O autor fez questão de pontuar, no entanto, que não gosta de dizer que foi influenciado por algum escritor em especial porque seu trabalho será, sobretudo, influenciado pela literatura oral timorense que é sua grande referência.
“A literatura oral timorense é a grande referência que eu tento levar para a língua portuguesa que estamos a formar em Timor”, afirmou Luis Cardoso.
Neste ponto, o escritor timorense sublinhou que o Brasil tem, face a Timor-Leste, uma identidade já constituída enquanto no seu país os autores ainda estão a formar uma identidade e uma literatura nacional, que pensa deverá ser balizada no tétum e numa variante do português.
“Quando eu falo com os jovens timorenses, digo: ‘vocês têm um património enorme, de lutas, de tormentas, de heroicidade para construir uma grande literatura timorense’. Não precisamos ir buscar em outro sítio, não precisamos buscar só na ficção.
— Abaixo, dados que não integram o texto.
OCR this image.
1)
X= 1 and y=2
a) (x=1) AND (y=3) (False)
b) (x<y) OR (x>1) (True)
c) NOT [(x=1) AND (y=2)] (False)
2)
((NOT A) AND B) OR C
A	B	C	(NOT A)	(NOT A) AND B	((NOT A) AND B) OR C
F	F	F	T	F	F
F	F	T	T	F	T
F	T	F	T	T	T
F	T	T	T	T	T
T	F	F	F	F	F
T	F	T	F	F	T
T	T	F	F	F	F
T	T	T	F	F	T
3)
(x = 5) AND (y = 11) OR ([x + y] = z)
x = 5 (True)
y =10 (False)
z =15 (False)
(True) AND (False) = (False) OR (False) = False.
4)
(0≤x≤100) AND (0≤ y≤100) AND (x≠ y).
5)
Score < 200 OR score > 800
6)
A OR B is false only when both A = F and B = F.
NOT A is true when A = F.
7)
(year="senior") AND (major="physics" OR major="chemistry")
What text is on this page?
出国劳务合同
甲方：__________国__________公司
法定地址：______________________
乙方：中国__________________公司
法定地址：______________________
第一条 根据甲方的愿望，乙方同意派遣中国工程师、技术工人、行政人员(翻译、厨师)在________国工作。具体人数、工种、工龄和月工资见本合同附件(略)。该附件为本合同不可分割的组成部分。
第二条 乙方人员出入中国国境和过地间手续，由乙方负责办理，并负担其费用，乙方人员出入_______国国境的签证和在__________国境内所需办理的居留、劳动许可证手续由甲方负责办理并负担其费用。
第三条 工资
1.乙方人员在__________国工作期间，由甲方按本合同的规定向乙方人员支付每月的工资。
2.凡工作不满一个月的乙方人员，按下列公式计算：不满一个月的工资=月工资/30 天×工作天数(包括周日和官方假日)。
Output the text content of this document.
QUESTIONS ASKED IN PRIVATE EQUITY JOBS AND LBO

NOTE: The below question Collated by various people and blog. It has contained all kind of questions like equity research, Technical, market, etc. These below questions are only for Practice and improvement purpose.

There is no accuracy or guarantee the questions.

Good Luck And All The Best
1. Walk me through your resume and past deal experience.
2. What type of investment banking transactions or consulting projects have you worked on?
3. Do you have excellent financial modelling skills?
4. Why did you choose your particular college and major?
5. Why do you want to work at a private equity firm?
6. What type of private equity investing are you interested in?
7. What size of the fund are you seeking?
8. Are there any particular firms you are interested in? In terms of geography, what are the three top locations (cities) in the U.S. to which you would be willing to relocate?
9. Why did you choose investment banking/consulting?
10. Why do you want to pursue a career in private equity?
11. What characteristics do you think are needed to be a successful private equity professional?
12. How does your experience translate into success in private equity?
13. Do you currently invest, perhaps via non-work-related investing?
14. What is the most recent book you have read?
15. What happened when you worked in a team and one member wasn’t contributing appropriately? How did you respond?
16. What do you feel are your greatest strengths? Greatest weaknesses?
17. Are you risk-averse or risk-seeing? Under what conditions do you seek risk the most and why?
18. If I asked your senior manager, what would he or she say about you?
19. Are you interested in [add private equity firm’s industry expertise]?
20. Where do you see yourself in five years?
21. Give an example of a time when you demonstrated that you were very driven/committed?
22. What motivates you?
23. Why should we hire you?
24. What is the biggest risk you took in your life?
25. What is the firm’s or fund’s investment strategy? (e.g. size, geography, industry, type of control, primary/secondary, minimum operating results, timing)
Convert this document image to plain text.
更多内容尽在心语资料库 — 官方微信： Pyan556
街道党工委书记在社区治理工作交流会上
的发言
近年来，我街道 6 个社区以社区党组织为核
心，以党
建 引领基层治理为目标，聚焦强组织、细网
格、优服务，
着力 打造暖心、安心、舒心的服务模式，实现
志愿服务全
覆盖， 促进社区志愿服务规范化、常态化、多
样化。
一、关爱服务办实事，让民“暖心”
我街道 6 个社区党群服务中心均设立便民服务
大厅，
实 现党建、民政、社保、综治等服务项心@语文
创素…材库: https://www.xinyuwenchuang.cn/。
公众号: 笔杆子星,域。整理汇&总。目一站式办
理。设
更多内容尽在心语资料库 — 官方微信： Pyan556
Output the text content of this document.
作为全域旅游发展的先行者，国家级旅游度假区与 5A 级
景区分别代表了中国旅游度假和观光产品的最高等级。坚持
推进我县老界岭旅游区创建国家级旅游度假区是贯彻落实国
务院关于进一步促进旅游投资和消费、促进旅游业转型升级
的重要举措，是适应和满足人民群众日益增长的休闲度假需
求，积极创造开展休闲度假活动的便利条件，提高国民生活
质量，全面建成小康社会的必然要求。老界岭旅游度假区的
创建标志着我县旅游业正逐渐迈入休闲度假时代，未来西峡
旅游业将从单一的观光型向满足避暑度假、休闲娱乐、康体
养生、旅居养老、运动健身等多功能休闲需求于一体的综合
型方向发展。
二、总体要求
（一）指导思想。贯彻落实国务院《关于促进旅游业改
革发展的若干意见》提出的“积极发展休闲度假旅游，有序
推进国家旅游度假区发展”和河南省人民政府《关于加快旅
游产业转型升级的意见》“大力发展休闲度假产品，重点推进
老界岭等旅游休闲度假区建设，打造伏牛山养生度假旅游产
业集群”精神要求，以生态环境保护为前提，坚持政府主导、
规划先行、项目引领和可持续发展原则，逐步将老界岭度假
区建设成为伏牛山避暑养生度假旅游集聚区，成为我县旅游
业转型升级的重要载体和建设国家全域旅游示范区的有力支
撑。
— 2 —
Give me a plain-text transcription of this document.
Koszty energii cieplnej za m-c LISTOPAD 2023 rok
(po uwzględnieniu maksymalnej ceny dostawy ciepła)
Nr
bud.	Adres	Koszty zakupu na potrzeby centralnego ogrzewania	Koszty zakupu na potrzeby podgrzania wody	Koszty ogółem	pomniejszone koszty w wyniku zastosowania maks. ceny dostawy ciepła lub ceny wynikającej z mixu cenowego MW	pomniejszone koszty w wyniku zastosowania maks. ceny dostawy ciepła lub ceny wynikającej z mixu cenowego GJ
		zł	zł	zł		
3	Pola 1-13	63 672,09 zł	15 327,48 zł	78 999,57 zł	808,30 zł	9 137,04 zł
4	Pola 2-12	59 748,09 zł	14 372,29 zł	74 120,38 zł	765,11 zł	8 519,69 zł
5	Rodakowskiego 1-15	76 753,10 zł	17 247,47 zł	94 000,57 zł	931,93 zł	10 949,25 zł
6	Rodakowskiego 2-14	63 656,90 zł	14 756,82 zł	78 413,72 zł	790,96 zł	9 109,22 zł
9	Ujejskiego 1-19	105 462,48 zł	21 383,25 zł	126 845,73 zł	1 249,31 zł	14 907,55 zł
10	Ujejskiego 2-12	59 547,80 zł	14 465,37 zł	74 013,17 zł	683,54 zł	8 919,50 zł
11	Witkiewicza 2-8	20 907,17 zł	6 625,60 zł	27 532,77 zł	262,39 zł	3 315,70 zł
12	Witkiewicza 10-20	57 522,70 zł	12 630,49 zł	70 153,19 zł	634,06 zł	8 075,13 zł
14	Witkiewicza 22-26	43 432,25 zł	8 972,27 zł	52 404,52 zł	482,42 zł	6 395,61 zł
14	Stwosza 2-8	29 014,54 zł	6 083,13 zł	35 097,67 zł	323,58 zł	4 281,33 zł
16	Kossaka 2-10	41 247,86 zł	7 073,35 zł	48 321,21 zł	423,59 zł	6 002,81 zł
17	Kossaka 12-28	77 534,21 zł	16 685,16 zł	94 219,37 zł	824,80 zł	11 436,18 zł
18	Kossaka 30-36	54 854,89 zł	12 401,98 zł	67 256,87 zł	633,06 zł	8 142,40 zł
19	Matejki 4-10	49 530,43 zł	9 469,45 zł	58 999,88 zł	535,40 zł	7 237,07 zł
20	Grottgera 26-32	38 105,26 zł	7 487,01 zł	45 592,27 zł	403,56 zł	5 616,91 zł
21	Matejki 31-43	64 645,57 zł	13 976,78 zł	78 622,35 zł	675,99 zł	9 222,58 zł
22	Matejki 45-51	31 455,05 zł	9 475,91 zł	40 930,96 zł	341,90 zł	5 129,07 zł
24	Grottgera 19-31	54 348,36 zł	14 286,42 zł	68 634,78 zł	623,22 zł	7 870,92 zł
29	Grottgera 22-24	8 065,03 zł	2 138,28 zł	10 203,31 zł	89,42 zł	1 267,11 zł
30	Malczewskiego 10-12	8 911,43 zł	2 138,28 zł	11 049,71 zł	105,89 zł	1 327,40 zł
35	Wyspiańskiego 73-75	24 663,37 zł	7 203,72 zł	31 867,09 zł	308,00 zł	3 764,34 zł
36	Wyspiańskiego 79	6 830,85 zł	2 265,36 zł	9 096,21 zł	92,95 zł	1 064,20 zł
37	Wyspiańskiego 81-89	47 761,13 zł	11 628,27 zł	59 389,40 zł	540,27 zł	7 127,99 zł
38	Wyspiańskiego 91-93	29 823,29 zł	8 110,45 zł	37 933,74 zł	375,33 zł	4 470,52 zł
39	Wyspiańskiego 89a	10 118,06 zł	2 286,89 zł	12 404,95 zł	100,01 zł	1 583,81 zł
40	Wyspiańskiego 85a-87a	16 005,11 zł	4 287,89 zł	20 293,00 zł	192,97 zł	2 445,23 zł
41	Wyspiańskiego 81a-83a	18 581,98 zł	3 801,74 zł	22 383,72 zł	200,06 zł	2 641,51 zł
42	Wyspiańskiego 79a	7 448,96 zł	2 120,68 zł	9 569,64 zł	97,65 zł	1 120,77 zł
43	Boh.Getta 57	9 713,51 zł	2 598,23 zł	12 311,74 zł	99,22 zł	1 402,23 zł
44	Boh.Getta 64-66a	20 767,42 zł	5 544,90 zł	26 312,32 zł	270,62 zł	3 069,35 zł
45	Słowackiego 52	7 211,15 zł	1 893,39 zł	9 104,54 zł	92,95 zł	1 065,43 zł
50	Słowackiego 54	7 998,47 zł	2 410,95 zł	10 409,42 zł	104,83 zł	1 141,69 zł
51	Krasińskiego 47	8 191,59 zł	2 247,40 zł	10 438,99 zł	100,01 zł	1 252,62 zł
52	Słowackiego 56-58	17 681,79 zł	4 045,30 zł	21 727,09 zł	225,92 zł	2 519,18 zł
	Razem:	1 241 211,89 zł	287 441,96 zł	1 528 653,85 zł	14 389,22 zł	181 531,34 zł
A realidade é tão intensa, tão omnipresente, que podemos ir buscar aí. É uma questão de tempo”, explicou Luis Cardoso.
“Obviamente, não podemos confundir a ficção com a história. Na história estamos a falar de factos e serão os historiadores a fazerem a história. No caso da literatura […] o que nos poderemos fazer é construir as parcelas da história, é essa a nossa oferta. A nossa doação é construir esta grande história de Timor com factos e memória, porque a literatura é feita sobretudo de memória”, acrescentou.
Sobre sua participação na 26.ª edição da Bienal Internacional do Livro de São Paulo, Luís Cardoso concluiu agradecendo o convite do Governo de Portugal, que patrocinou sua visita ao país sul-americano numa delegação de escritores que fazem parte da programação do Pavilhão de Portugal, país homenageado neste ano pela maior feira literária do Brasil.
Luís Cardoso nasceu em Kailako, no interior de Timor-Leste, que aparece por diversas vezes referenciada nos seus romances.
É autor de romances como “Crónica de Uma Travessia” (1997), “Olhos de Coruja Olhos de Gato Bravo” (2001), “A Última Morte do Coronel Santiago” (2003), “Requiem para o Navegador Solitário” (2007) e “O ano em que Pigafetta completou a circum-navegação” (2013).